Sunshine Cleaning as Pastoral Model
Posted May 15, 2011on:
It’s been around awhile, but I just saw Sunshine Cleaning, starring Amy Adams as Rose Lorkowski and Emily Blunt as her sister Norah. In the movie, the two sisters start a business cleaning up after crime scenes, attempting to make better money than cleaning ordinary homes. Much to my surprise, I kept stumbling upon scenes that were strongly reminiscent of pastoral ministry.
In the first one, captured in the video below, they show up to clean up after a death. All we know when they pull up to the home is that the death was a suicide, and the man was in his 70s.
Rose instinctively moves to comfort the grieving widow. Notice the awkwardness in her face, her posture. She does not know what to say or to do, because there are no words that can be said and nothing she can do to change the grim situation. She just sits by her side and holds her hand so the bereaved woman is not alone.
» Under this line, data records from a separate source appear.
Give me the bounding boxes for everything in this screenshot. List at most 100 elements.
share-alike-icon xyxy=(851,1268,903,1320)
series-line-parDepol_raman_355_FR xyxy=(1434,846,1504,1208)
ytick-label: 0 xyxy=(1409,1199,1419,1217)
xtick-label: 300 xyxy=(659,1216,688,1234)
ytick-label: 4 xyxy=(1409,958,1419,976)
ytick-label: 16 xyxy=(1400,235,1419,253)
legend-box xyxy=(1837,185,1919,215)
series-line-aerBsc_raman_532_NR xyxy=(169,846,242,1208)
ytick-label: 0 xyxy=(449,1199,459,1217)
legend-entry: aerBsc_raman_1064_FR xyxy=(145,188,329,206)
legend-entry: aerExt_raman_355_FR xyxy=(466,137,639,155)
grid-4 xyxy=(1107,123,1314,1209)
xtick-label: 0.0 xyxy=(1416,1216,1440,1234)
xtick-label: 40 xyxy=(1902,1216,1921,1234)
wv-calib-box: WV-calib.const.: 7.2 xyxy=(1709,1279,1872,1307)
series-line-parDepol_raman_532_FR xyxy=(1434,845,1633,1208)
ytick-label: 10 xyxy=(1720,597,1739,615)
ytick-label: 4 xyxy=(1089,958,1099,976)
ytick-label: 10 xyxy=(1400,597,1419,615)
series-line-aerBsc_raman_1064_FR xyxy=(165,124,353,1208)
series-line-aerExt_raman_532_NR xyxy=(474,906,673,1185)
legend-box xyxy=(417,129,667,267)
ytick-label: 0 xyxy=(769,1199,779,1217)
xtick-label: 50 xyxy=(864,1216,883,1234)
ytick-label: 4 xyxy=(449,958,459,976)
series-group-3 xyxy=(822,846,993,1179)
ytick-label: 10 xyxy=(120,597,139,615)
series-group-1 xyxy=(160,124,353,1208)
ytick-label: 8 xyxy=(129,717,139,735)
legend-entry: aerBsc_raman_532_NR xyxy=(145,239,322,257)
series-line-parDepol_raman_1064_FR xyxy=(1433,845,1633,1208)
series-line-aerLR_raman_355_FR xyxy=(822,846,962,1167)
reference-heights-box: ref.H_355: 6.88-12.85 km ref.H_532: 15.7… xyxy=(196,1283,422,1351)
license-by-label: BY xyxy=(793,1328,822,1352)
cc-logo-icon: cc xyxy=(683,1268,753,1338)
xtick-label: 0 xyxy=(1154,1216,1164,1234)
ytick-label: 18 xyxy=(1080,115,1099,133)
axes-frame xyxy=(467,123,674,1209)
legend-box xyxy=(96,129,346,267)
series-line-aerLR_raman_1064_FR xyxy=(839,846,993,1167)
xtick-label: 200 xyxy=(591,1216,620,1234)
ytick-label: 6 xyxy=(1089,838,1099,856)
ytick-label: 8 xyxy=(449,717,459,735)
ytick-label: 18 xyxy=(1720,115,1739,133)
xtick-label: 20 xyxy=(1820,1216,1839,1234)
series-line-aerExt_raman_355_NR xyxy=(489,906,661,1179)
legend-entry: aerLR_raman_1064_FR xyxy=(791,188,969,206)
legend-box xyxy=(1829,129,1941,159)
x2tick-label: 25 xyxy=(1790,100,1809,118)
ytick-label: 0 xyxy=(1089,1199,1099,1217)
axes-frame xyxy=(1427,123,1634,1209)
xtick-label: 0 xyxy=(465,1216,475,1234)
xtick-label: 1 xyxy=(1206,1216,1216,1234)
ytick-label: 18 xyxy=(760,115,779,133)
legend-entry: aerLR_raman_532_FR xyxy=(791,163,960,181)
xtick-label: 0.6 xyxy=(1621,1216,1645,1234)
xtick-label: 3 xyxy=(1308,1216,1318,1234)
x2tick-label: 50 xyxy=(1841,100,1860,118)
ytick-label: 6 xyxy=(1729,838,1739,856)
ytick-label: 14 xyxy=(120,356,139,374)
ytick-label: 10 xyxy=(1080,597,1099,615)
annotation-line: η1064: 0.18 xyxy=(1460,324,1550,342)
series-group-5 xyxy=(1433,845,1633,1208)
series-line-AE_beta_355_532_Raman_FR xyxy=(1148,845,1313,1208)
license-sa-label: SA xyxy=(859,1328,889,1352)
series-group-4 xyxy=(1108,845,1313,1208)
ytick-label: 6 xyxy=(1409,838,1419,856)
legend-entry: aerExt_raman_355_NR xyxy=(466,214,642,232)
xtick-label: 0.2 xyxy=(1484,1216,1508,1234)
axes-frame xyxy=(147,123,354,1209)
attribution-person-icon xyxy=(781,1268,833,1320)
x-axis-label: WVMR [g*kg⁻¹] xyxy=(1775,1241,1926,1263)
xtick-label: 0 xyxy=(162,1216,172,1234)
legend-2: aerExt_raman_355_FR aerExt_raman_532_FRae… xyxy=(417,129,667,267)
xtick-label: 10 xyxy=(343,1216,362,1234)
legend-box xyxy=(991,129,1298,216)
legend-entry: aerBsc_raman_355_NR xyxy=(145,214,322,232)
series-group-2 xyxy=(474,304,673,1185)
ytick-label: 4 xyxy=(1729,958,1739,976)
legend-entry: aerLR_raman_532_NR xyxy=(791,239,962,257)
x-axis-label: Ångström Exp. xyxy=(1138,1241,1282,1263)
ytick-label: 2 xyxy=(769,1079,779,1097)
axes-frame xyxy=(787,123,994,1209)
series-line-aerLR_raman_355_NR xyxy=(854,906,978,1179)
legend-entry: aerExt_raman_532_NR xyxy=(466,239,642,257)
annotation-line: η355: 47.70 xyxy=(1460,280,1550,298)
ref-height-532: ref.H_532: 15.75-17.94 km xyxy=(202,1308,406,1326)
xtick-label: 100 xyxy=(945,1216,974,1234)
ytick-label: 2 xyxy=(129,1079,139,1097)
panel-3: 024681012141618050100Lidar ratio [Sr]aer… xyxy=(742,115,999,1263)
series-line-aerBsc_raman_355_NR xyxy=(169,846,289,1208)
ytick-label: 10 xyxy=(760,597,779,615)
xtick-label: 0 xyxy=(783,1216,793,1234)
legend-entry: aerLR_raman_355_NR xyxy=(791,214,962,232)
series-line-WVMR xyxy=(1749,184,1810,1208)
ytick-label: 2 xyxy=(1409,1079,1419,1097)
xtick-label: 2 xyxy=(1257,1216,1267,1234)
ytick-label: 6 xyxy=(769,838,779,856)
So much of the pastoral care we clergy offer looks just like this. “Would you like me to sit with you for awhile?” I have asked that question hundreds of times, in hospital rooms, funeral homes, living rooms and courtrooms. Like Rose Lorkowski, I sit awkwardly, silently and uncomfortably with the grieving one for awhile. Like Sunshine Cleaning, there is a service that we clergy perform, with funerals and information and planning. But much of what we offer is simply our presence, holding hands and lingering, unhurried.
Later in the movie, Rose goes to a baby shower for one of her high school friends. Surrounded by married, successful friends from her high school days, she proudly begins to describe what she does for her business. It’s more than cleaning, she says: “We come into people’s lives when they have experienced something profound, sad… and… we help.” You can catch the line in the trailer below, starting at 2:02, although the visuals are not from that part of the film.
For many people who are not churchgoers, clergy play a similar role. We show up when someone dies, or when their churchgoing parent is ill and hospitalized, and we help. Or at least we hope that we do. Sometimes we just sit and hold their hands, sometimes we offer information, sometimes we sing hymns or wash dishes or plan services. Hopefully, always, we pray.
One other connection, from that same scene: Rose’s description of her life’s work is full of pride and excitement. However, her baby shower audience responds with an awkward pause and blank stares that belie a mix of horror and intrigue. The scene made me laugh out loud. I know those looks. Being a pastor, especially as a woman, frequently makes people uncomfortable in social settings, and sometimes people don’t know what to say about your work. Rose’s description of her work just serves to prove to her that she won’t ever be “one of the gang” again with her high school friends. There is an aspect of that in ministry as well, as we always carry our pastoral persona with us, like it or not.
Sunshine Cleaning was an unlikely source of wisdom and imagery about pastoral ministry, but I take it wherever I find it.